Attack of the Killer Accountants
O.k. so I am a sucker for B science fiction movies. If we are going to continue these postings on accounting issues, I just wanted to get your attention.
This posting is on a slightly different tack than those I posted last year. This falls more into the category of client service. Regular tax season is coming to a close and the season for auditors to turn to benefit plan audit work is nearly upon us. That made me think of some of the problems we encountered last year and the fact that advance knowledge and enlisting the assistance of the legal community might be helpful.
As you know, ERISA Section 103(a)(3)(A) requires certain plans to attach audited financial statements to their annual filing. The statute specifically provides that such statements shall be prepared in accordance with generally accepted accounting principles (GAAP) and the audit must be conducted in accordance with generally accepted auditing standards (GAAS).
In recent years both of those requirements have caused a fair amount of stress in completing these engagements. The EBSA office of the Chief Accountant takes these requirements very seriously. They have conducted two audits of the auditors over the last decade with less than favorable findings. They have reported auditors to the AICPA and their state licensing boards and reprimands have been issued. However, this has not resulted in the increase in the level of (dare I say) accountability, that the government would like to see. Thus, they have announced at various forums that they are going to start holding the sponsor responsible for the quality of the audit and assessing a $50,000 penalty for each report that is filed with a less than acceptable audit.

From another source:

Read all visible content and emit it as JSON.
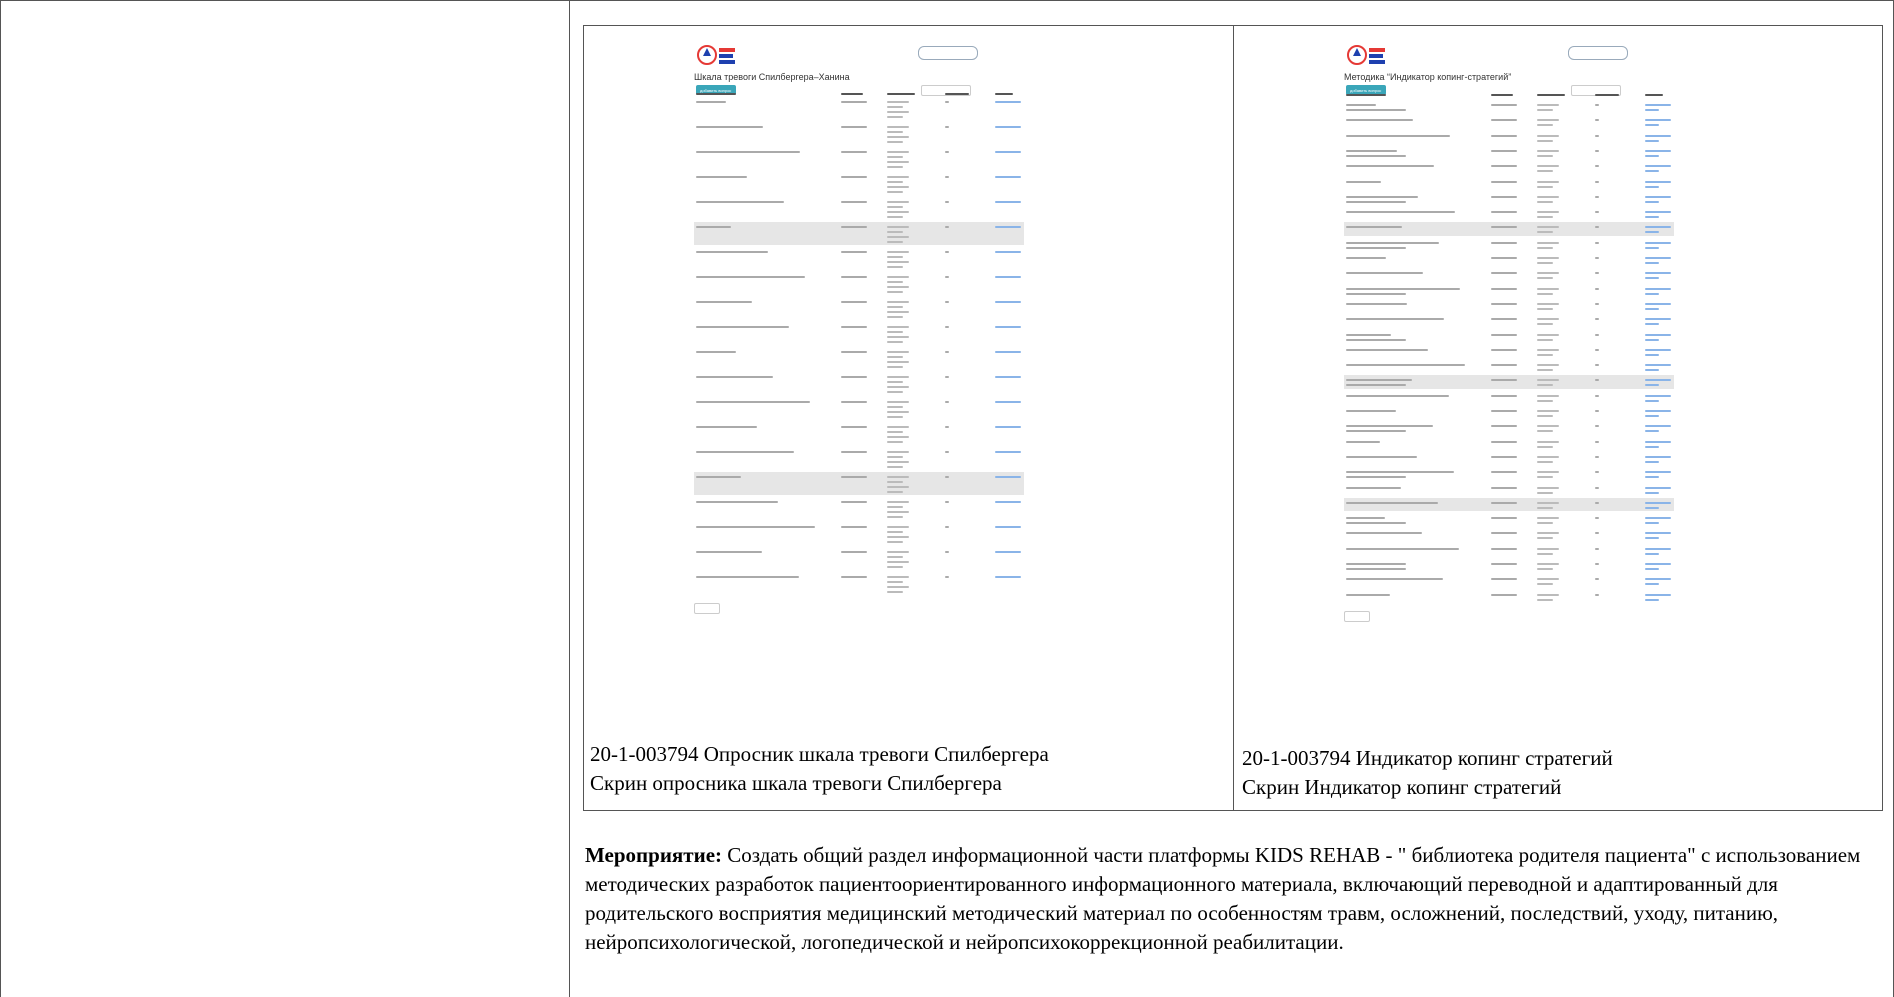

So - what is an acceptable audit? The AICPA Audit and Accounting Guide - Employee Benefit Plans includes the fundamental GAAP and GAAS standards for benefit plan audits. A few of those requirements are particularly invasive and frequently involve legal counsel, so that is what I wanted to address in this posting.
1. Related party transactions: GAAS requires that the auditor look at all related party transactions with an eye to potential prohibited transactions. This means things like the auditor having to get some kind of comfort that employee salary deferrals or loan payments have been deposited on a timely basis. Some auditor's will take the 15th business day of the following month as if it is a safe harbor, others will not. In any event, it is a required audit step and not just something that comes up as the part of random systems tests. So, plan sponsors are best served if they have already documented their procedures to demonstrate that they current process meets the regulation.
2. Asset values: Whether it is the prohibited transaction rules where the auditor has to test related party sales or purchases for "adequate consideration" or the value of non-traded assets for simple financial statement reporting, GAAS requires that the auditor takes specific steps with respect to any valuation product. Whether it is an internal valuation estimate or an independent outside appraisal, GAAS requires the auditor to look not simply at the credentials of the person performing the valuation, but also at the data provided to them to make the determination and the reasonableness of the assumptions employed. See SAS 101 - Auditing Fair Value Measurements and Disclosures. Recently, legal advisers to ERISA fiduciaries have advised them to refuse to provide a copy of the valuation report to the auditor. That leaves the auditor in a bind. They either have to figure out some way to get the report, see if they can replicate the results of the report or issue an opinion that includes a "scope limitation." Under current EBSA procedures any report that receives such a scope limitation is reviewed by a real person prior to acceptance.
3. HIPAA matters: When auditing a health plan, GAAS requires the auditor to do some claims testing. This means access to confidential health information. Auditors are accustomed to dealing with this kind of confidential information and their access to the information should be considered administratively necessary. Nevertheless it is frequently a hard fought and costly battle to get all of the parties to agree to the terms required to let the auditor access the information. Front end recognition of this requirement and planning for it to happen can speed the completion of these audits.
4. Other confidentiality matters: This arises most frequently on health plan audits. Frequently a claims administrator concludes that they have some kind of proprietary rights to systems, pricing arrangements, etc. They either refuse to provide access to the information or attempt to place limitations on the audit, such as pre-approval of the auditor's report, pre-approval of allowable audit procedures, etc. These actions are not consistent with an audit conducted in accordance with GAAS. Thus, once again, the sponsor is faced with having to intervene to obtain access to the appropriate data or have the auditor issue a scope limitation on the audit report with the resulting extra scrutiny.
I suspect that there are other areas where advance planning is required. These are just a few of the areas to give you an idea of what the audit faces in trying to do a good job for the plan administrator. So, spend a little time with your auditor planning the engagement, anticipating these issues. It really will help in the long run.